「19日解散」浮上 識者が分析“475全議席当落” 自民単独で過半数割れも (3/3ページ)

2014.11.12


昨年7月の参院選で勝利した自民党。安倍首相(左から3人目)は衆院解散を決断するのか【拡大】

 「景気回復の実感がないなか、国民の多くは『再増税の先送りは当然』と考えており、先送りを決めても選挙での追い風にはならない。12年の衆院選のような自公の圧勝にはならない」

 「米中間選挙での民主党惨敗も、自民党にとってはマイナスだ。大勝した共和党は自由貿易推進に積極的なので、TPP(環太平洋戦略的経済連携協定)交渉で、日本の農産品市場の開放を求める圧力気配が出るだろう。当然、農業票は自民党から逃げる」

 対する野党は、各党間の選挙協力がどの程度実現するかで議席数が左右されそうだ。維新の党の江田憲司共同代表は9日のフジテレビ系「新報道2001」で、「『解散』でお尻(期限)を切られると、政治家はやるべきことはやる。受けて立つ」と共闘態勢構築への意気込みを語った。

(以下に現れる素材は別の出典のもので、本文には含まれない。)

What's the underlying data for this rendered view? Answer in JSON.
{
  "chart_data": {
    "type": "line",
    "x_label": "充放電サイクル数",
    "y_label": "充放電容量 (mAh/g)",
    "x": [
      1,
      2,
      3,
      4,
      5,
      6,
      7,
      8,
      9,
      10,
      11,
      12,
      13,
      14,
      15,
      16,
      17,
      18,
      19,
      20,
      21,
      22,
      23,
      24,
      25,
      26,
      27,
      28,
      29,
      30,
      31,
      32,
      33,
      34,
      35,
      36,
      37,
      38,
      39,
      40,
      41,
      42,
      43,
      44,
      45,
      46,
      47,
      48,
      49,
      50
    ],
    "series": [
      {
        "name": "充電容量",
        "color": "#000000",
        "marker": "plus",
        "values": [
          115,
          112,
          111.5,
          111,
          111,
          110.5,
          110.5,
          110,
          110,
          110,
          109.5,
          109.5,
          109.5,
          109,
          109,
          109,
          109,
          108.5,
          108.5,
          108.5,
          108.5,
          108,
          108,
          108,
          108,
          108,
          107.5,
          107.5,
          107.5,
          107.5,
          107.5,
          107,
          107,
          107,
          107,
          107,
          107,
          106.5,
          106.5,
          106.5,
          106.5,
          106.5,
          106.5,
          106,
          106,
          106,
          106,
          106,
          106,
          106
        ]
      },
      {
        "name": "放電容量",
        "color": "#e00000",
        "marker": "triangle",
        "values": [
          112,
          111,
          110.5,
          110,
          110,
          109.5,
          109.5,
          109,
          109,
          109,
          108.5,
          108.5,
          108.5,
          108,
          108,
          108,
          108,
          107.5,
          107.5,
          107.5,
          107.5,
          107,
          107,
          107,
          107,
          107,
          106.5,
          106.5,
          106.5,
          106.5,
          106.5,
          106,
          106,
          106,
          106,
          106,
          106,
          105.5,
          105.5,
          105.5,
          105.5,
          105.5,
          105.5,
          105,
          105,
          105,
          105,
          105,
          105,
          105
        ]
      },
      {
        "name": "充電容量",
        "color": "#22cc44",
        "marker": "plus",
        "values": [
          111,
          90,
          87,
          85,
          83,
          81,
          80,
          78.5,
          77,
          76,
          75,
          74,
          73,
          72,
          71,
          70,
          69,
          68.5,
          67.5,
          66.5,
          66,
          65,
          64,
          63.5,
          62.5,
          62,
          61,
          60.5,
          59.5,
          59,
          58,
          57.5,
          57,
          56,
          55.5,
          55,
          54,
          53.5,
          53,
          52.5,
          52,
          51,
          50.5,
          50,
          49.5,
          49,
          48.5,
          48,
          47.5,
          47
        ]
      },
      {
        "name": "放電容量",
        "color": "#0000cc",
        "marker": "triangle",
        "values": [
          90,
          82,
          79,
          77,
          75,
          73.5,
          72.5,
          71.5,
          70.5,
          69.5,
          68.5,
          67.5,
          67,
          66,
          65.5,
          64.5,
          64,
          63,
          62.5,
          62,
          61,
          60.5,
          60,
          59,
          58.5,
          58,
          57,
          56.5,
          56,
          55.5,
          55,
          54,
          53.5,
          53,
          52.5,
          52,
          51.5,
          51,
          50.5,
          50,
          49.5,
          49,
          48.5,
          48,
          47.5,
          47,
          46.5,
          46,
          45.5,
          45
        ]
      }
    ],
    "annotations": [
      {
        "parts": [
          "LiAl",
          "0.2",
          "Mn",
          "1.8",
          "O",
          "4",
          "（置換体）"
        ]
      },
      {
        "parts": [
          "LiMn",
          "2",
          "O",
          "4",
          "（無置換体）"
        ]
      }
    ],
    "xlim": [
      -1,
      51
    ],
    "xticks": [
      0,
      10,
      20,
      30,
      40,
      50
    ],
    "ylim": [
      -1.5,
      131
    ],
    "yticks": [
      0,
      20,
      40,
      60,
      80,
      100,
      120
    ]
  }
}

 小林氏は「民主党、維新の党、みんなの党、生活の党は、ドタバタにはなるだろうが、必ず選挙協力に入る。ただ、旗振り役がいないことと、時間不足がネックなので、どのくらいの選挙区で候補者調整ができるかは完全には読めない。野党第1党の民主、第2党の維新が約30選挙区で競合しており、どこまで調整が進むかが焦点となる」という。

 協力が順調に進んだ場合、民主党(現有議席56)は90議席に躍進する。他の3党も、維新(同42)が40議席、みんな(同8)が10議席、生活(同7)が8議席を獲得し、ほぼ現状勢力を維持できる見通しだ。

 もっとも、小林氏は、年内解散の可能性は低いとみている。

 「想定されるのは、来年1月の通常国会冒頭の解散だ。年が変われば人心も改まるので、『政治とカネ』問題に対する国民の批判も一段落するだろうし、年内解散と違って来年度の予算編成への影響も抑えられる。次に考えられるのは、6月の通常国会会期末に解散、7月投開票というスケジュールだ。前者が60%くらい、後者が40%くらいの可能性だろう」

 安倍首相は深謀遠慮をめぐらせている。